Frustrated and angry, but resigned to this same worn-out routine, she shored up her resolve to get through this night, like she’d done too many times in the past, trapped raising a child with little money and even fewer choices. None of them good.
Her father paced, his movements jerky. He scratched at his arm, his legs, the back of his neck with his grime-filled nails. He slapped at his thigh, then bit at the tips of his fingers. A hint at how far he’d fallen down the rabbit hole. Not good.
“Dad, come on. Let’s go home. I’ll make you something to eat,” she coaxed, keeping her voice calm.
A powder keg of roiling rage, he could blow any second. You never knew what would set him off.
Justin cowered in the corner of the couch, his eyes wide and watchful. He didn’t move, afraid of drawing her father’s attention. Even at six, he knew the rules of this twisted game.
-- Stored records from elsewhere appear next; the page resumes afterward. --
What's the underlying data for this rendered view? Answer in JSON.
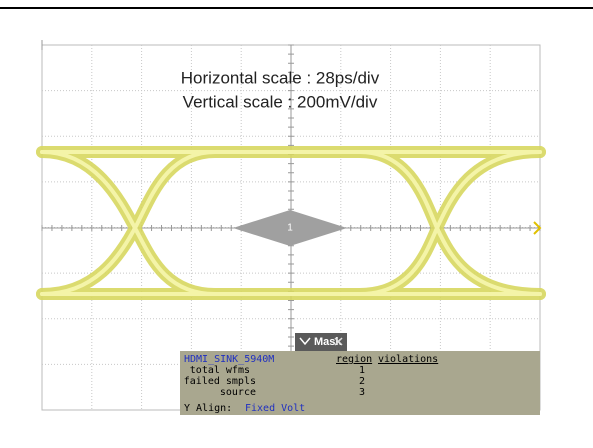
{
  "screen": {
    "annotations": [
      "Horizontal scale : 28ps/div",
      "Vertical scale : 200mV/div"
    ],
    "center_marker": "1",
    "mask_panel": {
      "tab": "Mask",
      "mask_name": "HDMI_SINK_5940M",
      "columns": [
        "region",
        "violations"
      ],
      "rows": [
        {
          "label": "total wfms",
          "value": "1"
        },
        {
          "label": "failed smpls",
          "value": "2"
        },
        {
          "label": "source",
          "value": "3"
        }
      ],
      "align_label": "Y Align:",
      "align_value": "Fixed Volt"
    }
  }
}
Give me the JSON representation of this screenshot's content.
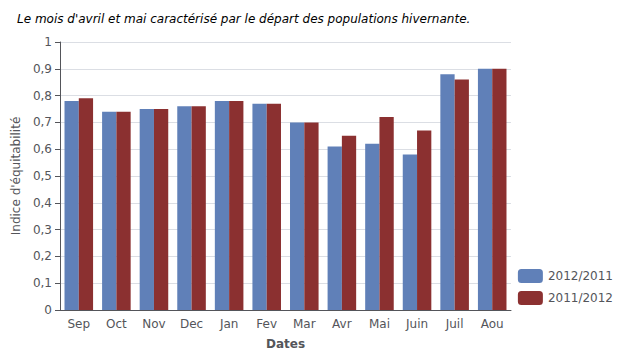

Mrs. Wicks moved into the kitchen, leaving Gillian to handle getting her father out of there and back to their place. She’d done it before. Usually, he’d come looking for her, but she’d been held up at work, and he’d found little Justin alone. Gillian never left Justin with him if she could help it, especially over the last year, when her father spent more time strung out and paranoid on meth than comfortably numb with booze and pot, like he’d been every day of her life.
The last two weeks had been hell. Gillian’s patience had worn thin days ago. If she could hold on, get her father out of Mrs. Wicks’s apartment and into theirs, she could take Justin and crash somewhere else for a few days until her father came down and leveled off.
Then, joy, they could start this whole thing over again.
I wish Justin and I were anywhere else.
Inside, the pressure built. How good it would feel to open her mouth and unleash a string of curses, insults, and blame for what her father put her and Justin through day in and day out. She hated him for spending his life drowning in a bottle and doing drugs, his life going up in smoke. Her life went up with it. Justin’s too. She wanted it to end. One way or another, just end.
Her father swatted at some imaginary bird, or butterfly, or dragon for all she knew. Only he saw the tormenting hallucinations. If he was this far gone, he was even more volatile and dangerous than usual.
“Dad, come on. I’ll make you a burger and get you a beer.”
“We have to go.” His words came out rushed. He swatted at the air again, this time spinning around to the right before he stopped and turned the other way again, tracking his imaginary flying devils, waving his arms over his head to swat them away.